Salty Walt & the Rattlin' Ratlines is a sea shanty performing group based in San Francisco, originally formed in 2003. The group consists of Walter "Salty Walt" Askew, Daniel Briggs, Griff Nelson, and Jon Richardson. On occasion, they also perform Celtic music and since at least 2005 have been performing a show of traditional carols and wassails on Boxing Day.

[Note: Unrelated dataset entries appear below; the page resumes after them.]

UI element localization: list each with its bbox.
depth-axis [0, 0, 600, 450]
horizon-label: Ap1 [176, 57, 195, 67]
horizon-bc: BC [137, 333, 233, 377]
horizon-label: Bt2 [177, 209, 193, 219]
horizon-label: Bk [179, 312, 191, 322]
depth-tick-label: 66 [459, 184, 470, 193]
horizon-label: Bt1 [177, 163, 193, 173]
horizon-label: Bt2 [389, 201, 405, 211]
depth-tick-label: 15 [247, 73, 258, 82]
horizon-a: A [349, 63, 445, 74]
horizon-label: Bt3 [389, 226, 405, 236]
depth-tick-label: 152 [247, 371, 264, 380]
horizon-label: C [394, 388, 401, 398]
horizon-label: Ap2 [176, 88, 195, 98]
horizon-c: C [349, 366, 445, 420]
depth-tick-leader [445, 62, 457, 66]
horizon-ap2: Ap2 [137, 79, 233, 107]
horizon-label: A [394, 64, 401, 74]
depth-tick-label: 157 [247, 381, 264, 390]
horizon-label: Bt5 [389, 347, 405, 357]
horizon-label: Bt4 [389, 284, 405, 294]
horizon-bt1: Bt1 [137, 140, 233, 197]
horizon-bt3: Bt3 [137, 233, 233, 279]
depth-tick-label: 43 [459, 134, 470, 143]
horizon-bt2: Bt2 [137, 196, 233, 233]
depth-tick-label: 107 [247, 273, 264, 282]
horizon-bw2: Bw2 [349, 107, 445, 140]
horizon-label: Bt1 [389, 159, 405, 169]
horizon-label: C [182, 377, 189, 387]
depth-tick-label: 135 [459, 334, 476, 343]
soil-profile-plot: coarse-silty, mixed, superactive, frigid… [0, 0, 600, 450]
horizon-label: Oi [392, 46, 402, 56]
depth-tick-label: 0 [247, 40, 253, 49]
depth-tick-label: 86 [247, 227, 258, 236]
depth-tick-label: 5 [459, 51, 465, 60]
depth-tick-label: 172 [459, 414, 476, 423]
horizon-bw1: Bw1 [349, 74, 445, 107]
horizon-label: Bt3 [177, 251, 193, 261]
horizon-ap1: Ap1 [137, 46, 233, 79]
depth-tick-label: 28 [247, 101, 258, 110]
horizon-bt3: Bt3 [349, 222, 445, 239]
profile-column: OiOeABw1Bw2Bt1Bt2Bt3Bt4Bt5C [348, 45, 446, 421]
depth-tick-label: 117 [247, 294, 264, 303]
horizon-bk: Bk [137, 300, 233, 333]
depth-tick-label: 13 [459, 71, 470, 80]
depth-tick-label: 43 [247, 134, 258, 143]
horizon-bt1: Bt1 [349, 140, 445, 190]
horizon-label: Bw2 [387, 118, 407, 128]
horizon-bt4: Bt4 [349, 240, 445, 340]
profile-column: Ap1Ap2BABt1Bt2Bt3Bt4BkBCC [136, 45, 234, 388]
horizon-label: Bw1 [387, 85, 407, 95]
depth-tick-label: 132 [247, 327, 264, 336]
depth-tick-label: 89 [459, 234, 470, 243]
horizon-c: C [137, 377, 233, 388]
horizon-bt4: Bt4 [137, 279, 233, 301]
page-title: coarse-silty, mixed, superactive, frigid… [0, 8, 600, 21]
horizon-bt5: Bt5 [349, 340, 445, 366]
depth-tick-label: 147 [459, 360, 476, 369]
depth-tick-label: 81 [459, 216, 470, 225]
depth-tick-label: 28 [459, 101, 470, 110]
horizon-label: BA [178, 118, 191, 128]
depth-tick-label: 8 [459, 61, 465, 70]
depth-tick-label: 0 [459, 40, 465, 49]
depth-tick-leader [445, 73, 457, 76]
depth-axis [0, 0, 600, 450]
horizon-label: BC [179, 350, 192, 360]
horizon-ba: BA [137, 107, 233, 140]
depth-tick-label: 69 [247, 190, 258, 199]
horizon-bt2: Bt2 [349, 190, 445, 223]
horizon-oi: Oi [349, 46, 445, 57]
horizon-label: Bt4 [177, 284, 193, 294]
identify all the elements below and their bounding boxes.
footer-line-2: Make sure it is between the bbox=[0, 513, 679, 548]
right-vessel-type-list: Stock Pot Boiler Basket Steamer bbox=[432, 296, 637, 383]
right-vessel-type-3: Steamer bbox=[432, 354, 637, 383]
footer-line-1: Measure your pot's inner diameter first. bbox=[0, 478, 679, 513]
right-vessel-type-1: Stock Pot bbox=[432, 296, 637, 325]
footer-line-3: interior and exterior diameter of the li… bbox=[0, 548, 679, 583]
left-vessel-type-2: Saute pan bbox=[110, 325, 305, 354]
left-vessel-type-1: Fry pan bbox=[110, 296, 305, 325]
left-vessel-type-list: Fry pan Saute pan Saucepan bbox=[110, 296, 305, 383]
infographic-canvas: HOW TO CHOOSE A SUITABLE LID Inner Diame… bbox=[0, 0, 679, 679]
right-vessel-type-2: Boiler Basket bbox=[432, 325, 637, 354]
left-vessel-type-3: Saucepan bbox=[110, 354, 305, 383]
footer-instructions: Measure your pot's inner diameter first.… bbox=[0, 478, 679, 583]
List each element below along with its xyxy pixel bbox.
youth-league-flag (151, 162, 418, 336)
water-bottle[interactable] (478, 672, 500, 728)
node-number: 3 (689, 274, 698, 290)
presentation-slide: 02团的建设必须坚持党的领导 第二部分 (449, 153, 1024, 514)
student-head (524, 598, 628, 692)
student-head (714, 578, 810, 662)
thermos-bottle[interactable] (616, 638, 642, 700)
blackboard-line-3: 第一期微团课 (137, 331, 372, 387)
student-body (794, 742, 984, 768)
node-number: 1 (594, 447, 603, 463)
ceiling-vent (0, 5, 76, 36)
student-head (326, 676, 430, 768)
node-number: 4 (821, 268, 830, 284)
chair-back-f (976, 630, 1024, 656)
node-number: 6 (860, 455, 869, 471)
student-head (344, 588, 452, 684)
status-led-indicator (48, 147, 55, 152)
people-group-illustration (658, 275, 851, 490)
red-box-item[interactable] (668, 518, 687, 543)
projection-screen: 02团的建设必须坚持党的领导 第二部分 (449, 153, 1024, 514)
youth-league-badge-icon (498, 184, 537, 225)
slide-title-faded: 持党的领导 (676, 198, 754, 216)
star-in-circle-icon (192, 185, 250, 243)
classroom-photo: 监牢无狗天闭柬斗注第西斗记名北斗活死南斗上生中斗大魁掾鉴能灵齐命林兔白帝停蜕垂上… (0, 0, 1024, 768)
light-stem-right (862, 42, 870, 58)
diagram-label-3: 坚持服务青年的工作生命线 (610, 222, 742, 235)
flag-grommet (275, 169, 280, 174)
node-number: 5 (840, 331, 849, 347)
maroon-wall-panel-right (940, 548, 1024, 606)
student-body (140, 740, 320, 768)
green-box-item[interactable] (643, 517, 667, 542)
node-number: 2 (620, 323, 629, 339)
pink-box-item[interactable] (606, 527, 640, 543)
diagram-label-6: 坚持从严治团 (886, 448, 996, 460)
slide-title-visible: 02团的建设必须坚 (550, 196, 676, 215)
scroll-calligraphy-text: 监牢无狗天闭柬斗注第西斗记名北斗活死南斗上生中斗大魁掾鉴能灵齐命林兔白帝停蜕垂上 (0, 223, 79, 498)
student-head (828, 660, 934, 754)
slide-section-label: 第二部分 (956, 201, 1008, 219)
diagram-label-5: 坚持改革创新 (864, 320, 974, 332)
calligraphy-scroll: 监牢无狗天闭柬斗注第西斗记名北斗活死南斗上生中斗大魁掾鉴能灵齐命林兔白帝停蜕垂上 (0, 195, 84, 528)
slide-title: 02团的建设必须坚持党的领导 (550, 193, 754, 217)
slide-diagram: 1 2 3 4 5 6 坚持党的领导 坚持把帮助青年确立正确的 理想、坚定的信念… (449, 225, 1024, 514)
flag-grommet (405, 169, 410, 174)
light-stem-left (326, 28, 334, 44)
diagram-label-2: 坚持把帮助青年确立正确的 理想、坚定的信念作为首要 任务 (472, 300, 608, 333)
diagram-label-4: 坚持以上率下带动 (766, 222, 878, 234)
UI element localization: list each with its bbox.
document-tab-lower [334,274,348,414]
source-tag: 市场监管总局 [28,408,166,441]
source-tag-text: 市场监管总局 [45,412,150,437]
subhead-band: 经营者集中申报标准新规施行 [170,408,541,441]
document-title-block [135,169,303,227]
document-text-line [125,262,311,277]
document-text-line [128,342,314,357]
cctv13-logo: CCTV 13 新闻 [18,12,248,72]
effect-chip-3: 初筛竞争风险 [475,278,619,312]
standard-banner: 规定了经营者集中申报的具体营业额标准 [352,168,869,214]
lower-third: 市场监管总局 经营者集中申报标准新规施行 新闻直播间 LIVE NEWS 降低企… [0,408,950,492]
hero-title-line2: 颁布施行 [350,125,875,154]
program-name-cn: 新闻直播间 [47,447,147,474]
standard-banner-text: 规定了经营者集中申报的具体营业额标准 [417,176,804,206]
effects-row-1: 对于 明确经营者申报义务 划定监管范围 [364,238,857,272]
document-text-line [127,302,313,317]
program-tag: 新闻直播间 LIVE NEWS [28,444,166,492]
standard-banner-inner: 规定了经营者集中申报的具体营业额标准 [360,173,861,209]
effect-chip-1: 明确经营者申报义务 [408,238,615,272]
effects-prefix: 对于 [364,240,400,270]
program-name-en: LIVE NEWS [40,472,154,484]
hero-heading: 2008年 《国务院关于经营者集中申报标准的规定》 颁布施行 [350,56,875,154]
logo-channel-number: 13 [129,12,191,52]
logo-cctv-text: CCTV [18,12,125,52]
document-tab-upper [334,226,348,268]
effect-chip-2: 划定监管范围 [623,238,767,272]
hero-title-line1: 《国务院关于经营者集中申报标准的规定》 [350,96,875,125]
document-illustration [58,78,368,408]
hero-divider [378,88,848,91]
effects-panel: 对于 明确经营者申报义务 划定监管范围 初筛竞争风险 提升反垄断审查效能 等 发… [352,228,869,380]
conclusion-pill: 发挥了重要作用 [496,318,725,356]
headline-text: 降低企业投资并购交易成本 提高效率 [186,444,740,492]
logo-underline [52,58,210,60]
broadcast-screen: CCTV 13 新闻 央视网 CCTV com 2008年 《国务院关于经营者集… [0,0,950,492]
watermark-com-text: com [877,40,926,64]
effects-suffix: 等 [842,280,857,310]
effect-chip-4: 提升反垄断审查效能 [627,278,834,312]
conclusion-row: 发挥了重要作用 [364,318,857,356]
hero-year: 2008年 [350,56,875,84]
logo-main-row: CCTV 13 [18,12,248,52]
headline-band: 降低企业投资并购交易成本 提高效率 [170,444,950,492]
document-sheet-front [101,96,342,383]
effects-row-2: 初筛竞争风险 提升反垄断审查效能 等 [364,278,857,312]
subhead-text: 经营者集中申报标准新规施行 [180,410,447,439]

They were voted San Francisco's "Best Sea Shanty Band" in 2006. The group appeared at the "Festival Maritim" in Vegesack, Germany in 2007.

In addition, group member Askew has also performed at the Mystic Seaport Sea Music Festival, most recently in 2009 and was a featured performer at Chicago Maritime Festival in 2008. He has also performed at sea music festivals in Europe including the 2006 SeaFest International Maritime Festival in Scarborough.

==Discography==
- Log of the Albatross (2008)
- Salty Walt & the Rattlin' Ratlines' song, "Ambletown," appeared on Lafitte's Return Vol. 1, produced by Bob Brinkman for Pirates for the Preservation of New Orleans Music, 2007.